Once configured, the plugin automatically performs the following tasks during each conversation through TUI or any connected messaging channel:

  • Extraction: After the agent_end hook fires, the plugin sends conversations containing persistable user information (dietary preferences, coding habits, project backgrounds, address changes) to the AnalyticDB for PostgreSQL long-term memory service. The server-side LLM extracts structured facts and vectorizes them into the database.

  • Recall: When the before_prompt_build hook fires at the start of each turn, the plugin queries the long-term memory service with the current user input. Matched memories are injected into the agent's system prompt, giving the agent cross-session memory so users do not need to repeat background information.

Search memories

openclaw mem0 search "Hangzhou"

This command returns memory entries that are semantically related to the search term. It is commonly used to check whether a write operation has taken effect or to debug the retrieval.

The retrieval uses vector similarity. The query term and the matched entries do not need to share any common words. For example, a query for accommodation preference can match memories such as prefers staying in B&Bs.

Agent tools

In addition to automatic hooks, the plugin registers the following tools that the agent can invoke explicitly during reasoning:

Tool

Description

memory_search

Searches for memories by using natural language queries.
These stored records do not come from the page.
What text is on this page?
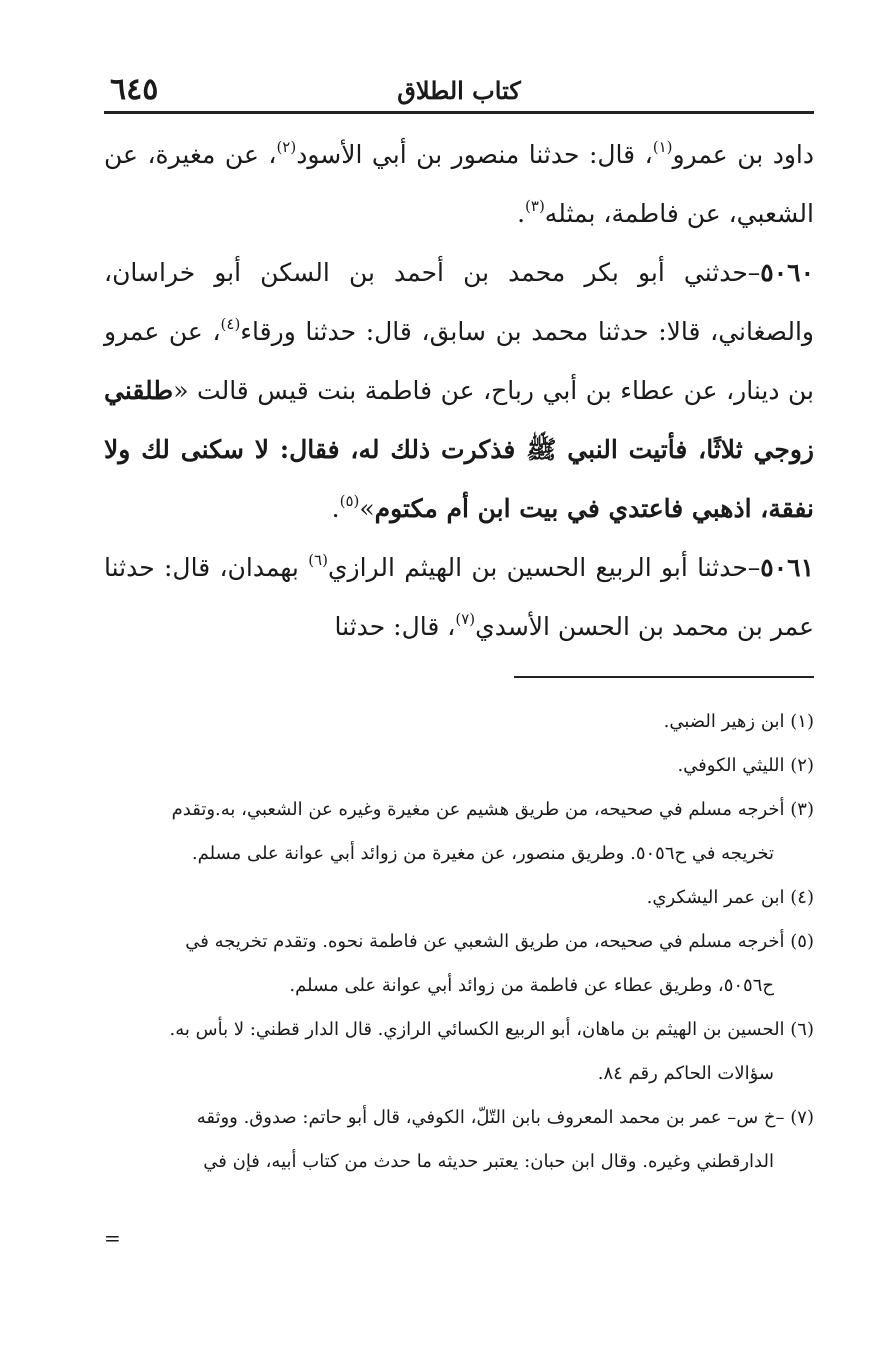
٦٤٥	كتاب الطلاق

داود بن عمرو$^{(١)}$، قال: حدثنا منصور بن أبي الأسود$^{(٢)}$، عن مغيرة، عن الشعبي، عن فاطمة، بمثله$^{(٣)}$.

٥٠٦٠–حدثني أبو بكر محمد بن أحمد بن السكن أبو خراسان، والصغاني، قالا: حدثنا محمد بن سابق، قال: حدثنا ورقاء$^{(٤)}$، عن عمرو بن دينار، عن عطاء بن أبي رباح، عن فاطمة بنت قيس قالت «طلقني زوجي ثلاثًا، فأتيت النبي ﷺ فذكرت ذلك له، فقال: لا سكنى لك ولا نفقة، اذهبي فاعتدي في بيت ابن أم مكتوم»$^{(٥)}$.

٥٠٦١–حدثنا أبو الربيع الحسين بن الهيثم الرازي$^{(٦)}$ بهمدان، قال: حدثنا عمر بن محمد بن الحسن الأسدي$^{(٧)}$، قال: حدثنا

(١) ابن زهير الضبي.
(٢) الليثي الكوفي.
(٣) أخرجه مسلم في صحيحه، من طريق هشيم عن مغيرة وغيره عن الشعبي، به.وتقدم
تخريجه في ح٥٠٥٦. وطريق منصور، عن مغيرة من زوائد أبي عوانة على مسلم.
(٤) ابن عمر اليشكري.
(٥) أخرجه مسلم في صحيحه، من طريق الشعبي عن فاطمة نحوه. وتقدم تخريجه في
ح٥٠٥٦، وطريق عطاء عن فاطمة من زوائد أبي عوانة على مسلم.
(٦) الحسين بن الهيثم بن ماهان، أبو الربيع الكسائي الرازي. قال الدار قطني: لا بأس به.
سؤالات الحاكم رقم ٨٤.
(٧) –خ س– عمر بن محمد المعروف بابن التّلّ، الكوفي، قال أبو حاتم: صدوق. ووثقه
الدارقطني وغيره. وقال ابن حبان: يعتبر حديثه ما حدث من كتاب أبيه، فإن في
=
The scope parameter is supported and can be set to session, long-term, or all.

memory_add

Explicitly stores a fact.

memory_get

Retrieves a single memory by ID.

memory_list

Lists all memories of the current user or agent.

memory_update

Updates the text content of an existing memory.

memory_delete

Deletes a single memory or deletes memories in batches.

CLI reference

# Health check
openclaw mem0 status

# Memory operations
openclaw mem0 add "..."           --user-id <uid>
openclaw mem0 search "..."        --user-id <uid>
openclaw mem0 search "..."        --user-id <uid> --scope long-term
openclaw mem0 list                --user-id <uid>
openclaw mem0 get <memory_id>
openclaw mem0 update <memory_id> "..."
openclaw mem0 delete <memory_id>
openclaw mem0 delete --all        --user-id <uid> --confirm

# Multi-agent scenarios
openclaw mem0 search "..."        --user-id <uid> --agent <agent-name>
openclaw mem0 list                --user-id <uid> --agent <agent-name>

FAQ

  • Q: Why does a search immediately after storing return no results?
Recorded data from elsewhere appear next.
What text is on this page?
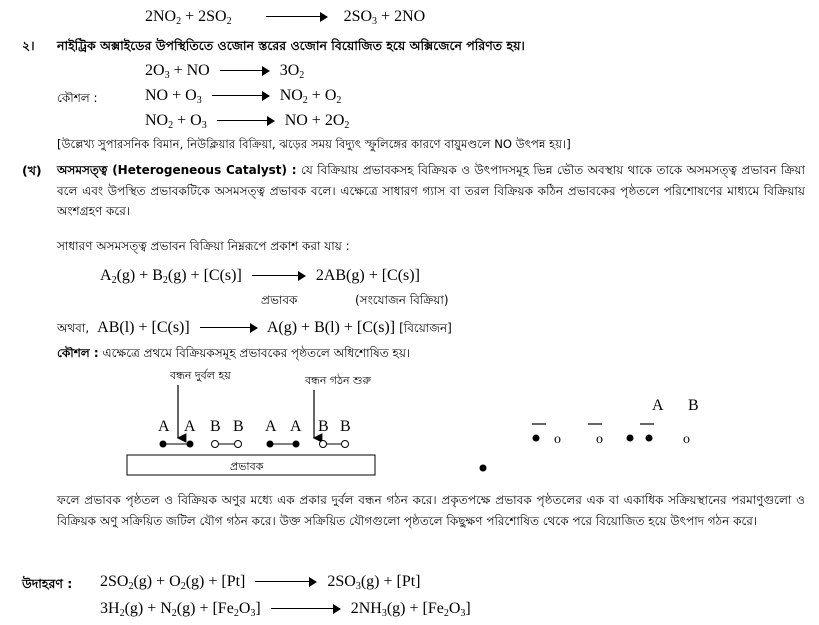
$2NO_2 + 2SO_2$	$2SO_3 + 2NO$
২। নাইট্রিক অক্সাইডের উপস্থিতিতে ওজোন স্তরের ওজোন বিয়োজিত হয়ে অক্সিজেনে পরিণত হয়।
$2O_3$ + NO	$3O_2$
কৌশল :	NO + $O_3$	$NO_2 + O_2$
$NO_2 + O_3$	NO + $2O_2$
[উল্লেখ্য সুপারসনিক বিমান, নিউক্লিয়ার বিক্রিয়া, ঝড়ের সময় বিদ্যুৎ স্ফুলিঙ্গের কারণে বায়ুমণ্ডলে NO উৎপন্ন হয়।]
(খ) অসমসত্ত্ব (Heterogeneous Catalyst) : যে বিক্রিয়ায় প্রভাবকসহ বিক্রিয়ক ও উৎপাদসমূহ ভিন্ন ভৌত অবস্থায় থাকে তাকে অসমসত্ত্ব প্রভাবন ক্রিয়া বলে এবং উপস্থিত প্রভাবকটিকে অসমসত্ত্ব প্রভাবক বলে। এক্ষেত্রে সাধারণ গ্যাস বা তরল বিক্রিয়ক কঠিন প্রভাবকের পৃষ্ঠতলে পরিশোষণের মাধ্যমে বিক্রিয়ায় অংশগ্রহণ করে।
সাধারণ অসমসত্ত্ব প্রভাবন বিক্রিয়া নিম্নরূপে প্রকাশ করা যায় :
$A_2(g) + B_2(g) + [C(s)]$	2AB(g) + [C(s)]
প্রভাবক	(সংযোজন বিক্রিয়া)
অথবা, AB(l) + [C(s)]	A(g) + B(l) + [C(s)] [বিয়োজন]
কৌশল : এক্ষেত্রে প্রথমে বিক্রিয়কসমূহ প্রভাবকের পৃষ্ঠতলে অধিশোষিত হয়।
বন্ধন দুর্বল হয়	বন্ধন গঠন শুরু
A A B B A A B B
প্রভাবক
A B
o	o	o
ফলে প্রভাবক পৃষ্ঠতল ও বিক্রিয়ক অণুর মধ্যে এক প্রকার দুর্বল বন্ধন গঠন করে। প্রকৃতপক্ষে প্রভাবক পৃষ্ঠতলের এক বা একাধিক সক্রিয়স্থানের পরমাণুগুলো ও বিক্রিয়ক অণু সক্রিয়িত জটিল যৌগ গঠন করে। উক্ত সক্রিয়িত যৌগগুলো পৃষ্ঠতলে কিছুক্ষণ পরিশোষিত থেকে পরে বিয়োজিত হয়ে উৎপাদ গঠন করে।
উদাহরণ : $2SO_2(g) + O_2(g) + [Pt]$	$2SO_3(g) + [Pt]$
$3H_2(g) + N_2(g) + [Fe_2O_3]$	$2NH_3(g) + [Fe_2O_3]$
    A: The server uses asynchronous processing. The store operation only enqueues the task. Fact extraction and vectorization are completed in the background, which typically takes a few seconds. Wait for a short period after storing before you search.

  • Q: Can I enable multiple agents in OpenClaw with independent memories for each agent?

    A: Yes. In multi-agent scenarios, the plugin automatically routes the memories of different agents to independent namespaces (&lt;userId&gt;:agent:&lt;agentName&gt;) based on session_key. No additional configuration is required.

  • Q: How do I disable automatic memory and manage memories only through tool calls?

    A: Set autoRecall and autoCapture to false in the plugin configuration. The agent can still use memory_search, memory_add, and other tools to manage memories.